Türk beyaz eşya üreticisi devi Beko, gelecek dönemde Mısır'a 100 milyon dolar yatırım yapmayı planlıyor. Beko'nun CEO'su olan sınıf arkadaşım Fatih'in böyle bir karar alması çok sürmedi. Bu yıl bitmeden Fatih, iki ülke arasındaki ekonomik ilişkiyi daha da geliştireceğine inanılan projenin temelini atmak üzere ekibiyle birlikte Kahire'de olacak.
- Türk iş insanlarının Mısır'da önemli yatırımları olduğunu ve Mısır ekonomisine ve istihdam piyasasına önemli katkılar sağladıklarını biliyoruz. Mısır'daki Türk yatırımcıların sayısını tahmin etmek mümkün mü?
Mısır'da toplam yatırımları 2 milyar dolar olan yaklaşık 200 Türk şirketi faaliyet gösteriyor. Bunların en az 40'ı büyük ölçekli yatırımcılar. Yaklaşık 65 bin Mısırlı işçiye istihdam sağlıyorlar. Ağırlıklı olarak tekstil, kimya ve beyaz eşya alanlarında çalışıyorlar. Gelecek yıllarda Mısır'daki yatırımlarını daha da büyütmeleri ve inşaat gibi yeni iş alanlarını hedeflemeleri için onları teşvik etmeye kararlıyım.
İnşaat şirketlerimiz hem ulusal hem de uluslararası projelerde Mısırlı meslektaşlarıyla ortaklıklar geliştirmeye istekli. Dahası Türk şirketleri ulusal kalkınma projelerinde Mısır hükümetiyle birlikte çalışmaya hazır. Bu husus, geçen hafta İskenderiye'de Mısır Ticaret Odası'nın 100. kuruluş yıldönümü münasebetiyle düzenlenen etkinlikte, Türkiye Odalar ve Borsalar Birliği (TOBB) Başkanı Sayın Rıfat Hisarcıklıoğlu'nun yaptığı konuşmada da açıkça ifade edilmişti.

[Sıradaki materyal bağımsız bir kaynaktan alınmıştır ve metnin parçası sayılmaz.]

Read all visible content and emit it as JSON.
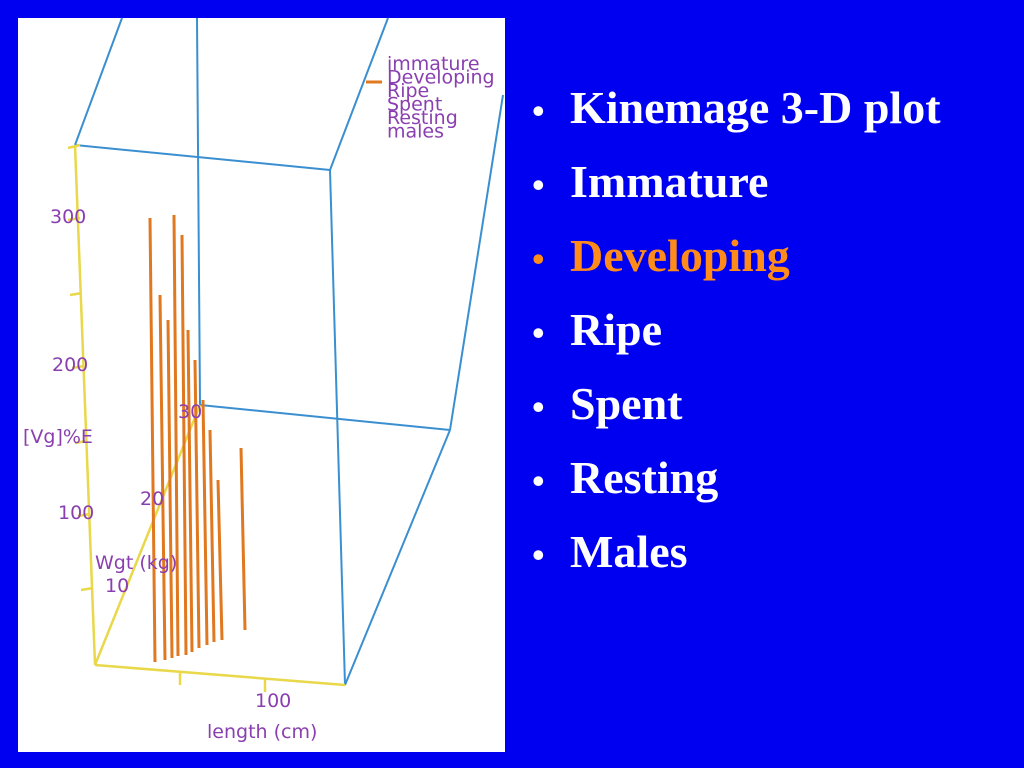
{
  "plot": {
    "axis": {
      "y_ticks": [
        "300",
        "200",
        "100"
      ],
      "y_label": "[Vg]%E",
      "z_ticks": [
        "10",
        "20",
        "30"
      ],
      "z_label": "Wgt (kg)",
      "x_ticks": [
        "100"
      ],
      "x_label": "length (cm)"
    },
    "legend": [
      "immature",
      "Developing",
      "Ripe",
      "Spent",
      "Resting",
      "males"
    ]
  },
  "bullets": [
    "Kinemage 3-D plot",
    "Immature",
    "Developing",
    "Ripe",
    "Spent",
    "Resting",
    "Males"
  ]
}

- Mısır pazarındaki yatırımlarının kapsamını genişletebilmeleri için Türk iş insanlarını desteklemek üzere hangi iyileştirmelerin gerekli olduğunu düşünüyorsunuz?
Son dönemde Mısır, özel sektörle işbirliğini geliştirme konusunda istekli olduğunu gösterdi. Bu da yerli ve yabancı yatırımcılar için cazip bir ortam yaratılmasını gerektiriyor. Cumhurbaşkanı Sisi, özel yatırımcıların önündeki tüm engellerin kaldırılması talimatını verdi. Hükümetin bu yönde somut adımlar attığını görebiliyorum.

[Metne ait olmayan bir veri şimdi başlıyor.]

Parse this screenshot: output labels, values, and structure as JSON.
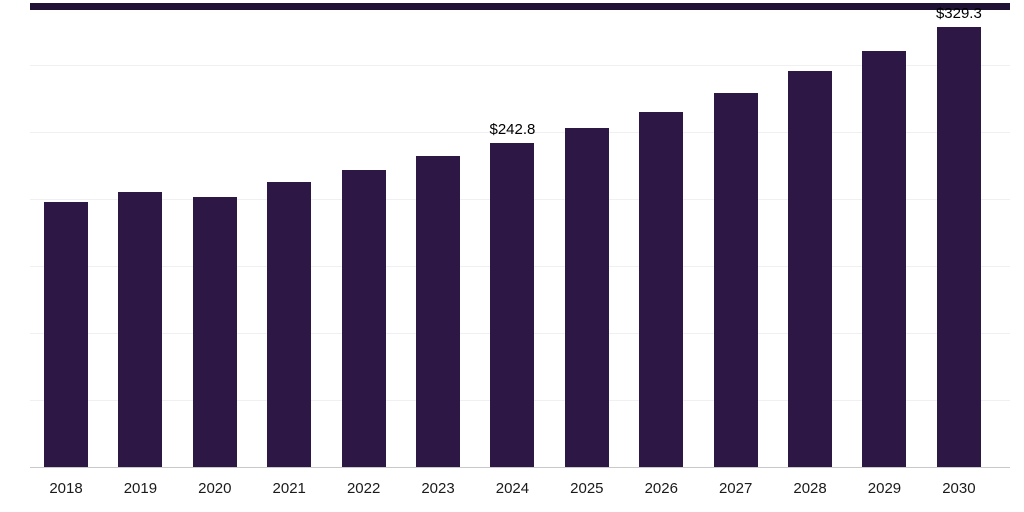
{
  "chart_data": {
    "type": "bar",
    "title": "",
    "xlabel": "",
    "ylabel": "",
    "categories": [
      "2018",
      "2019",
      "2020",
      "2021",
      "2022",
      "2023",
      "2024",
      "2025",
      "2026",
      "2027",
      "2028",
      "2029",
      "2030"
    ],
    "values": [
      198,
      206,
      202,
      213,
      222,
      233,
      242.8,
      254,
      266,
      280,
      296,
      311,
      329.3
    ],
    "data_labels": [
      {
        "category": "2024",
        "text": "$242.8"
      },
      {
        "category": "2030",
        "text": "$329.3"
      }
    ],
    "ylim": [
      0,
      345
    ],
    "gridline_step": 50,
    "grid": true,
    "y_axis_labels_visible": false,
    "legend_position": "none",
    "bar_color": "#2d1745",
    "top_line_color": "#1f1235",
    "gridline_color": "#f0f0f2",
    "axis_line_color": "#c9c9cc",
    "tick_label_color": "#1a1a1a"
  }
}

Ekonomi Konferansı bu adımlardan biri zira özel sektörün güçlendirilmesiyle yerli ve yabancı yatırımcılar için iş dostu bir ortam yaratılması bakımından, hükümetin vizyonuyla yatırımcıların vizyonu arasındaki açığı azaltacak.

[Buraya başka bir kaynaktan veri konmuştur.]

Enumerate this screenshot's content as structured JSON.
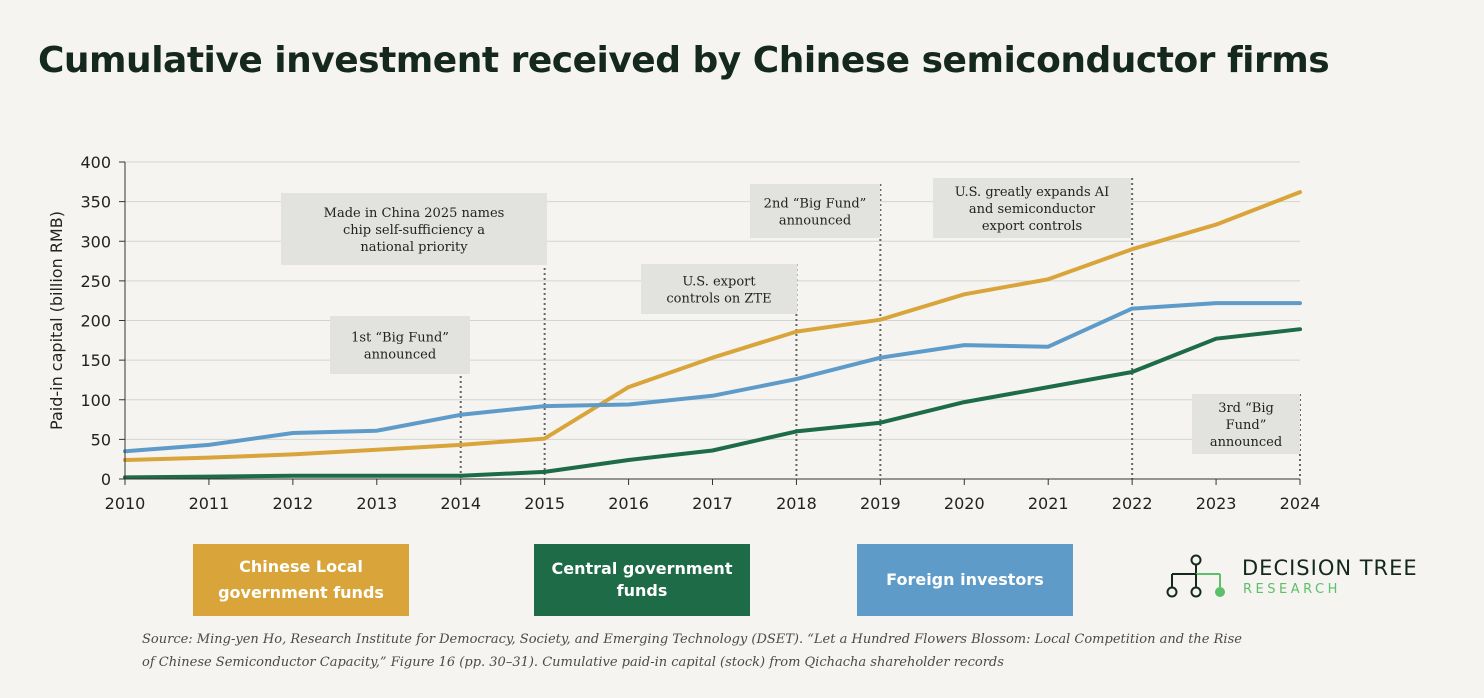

Mısır'da yerli yatırımcılar için iş ortamı iyileştikçe, daha fazla Türk yatırımcı Mısır özel sektörüyle çalışmak üzere Mısır pazarına gelecektir. Halihazırda Mısır'da çalışan Türk yatırımcılar, Mısır pazarının kendileri için ne kadar cazip olduğundan olumlu şekilde bahsediyor. Kazançlı Mısır pazarındaki işlerinin kapsamını genişletmek için gelecekteki fırsatları değerlendirmeyi sabırsızlıkla bekliyorlar.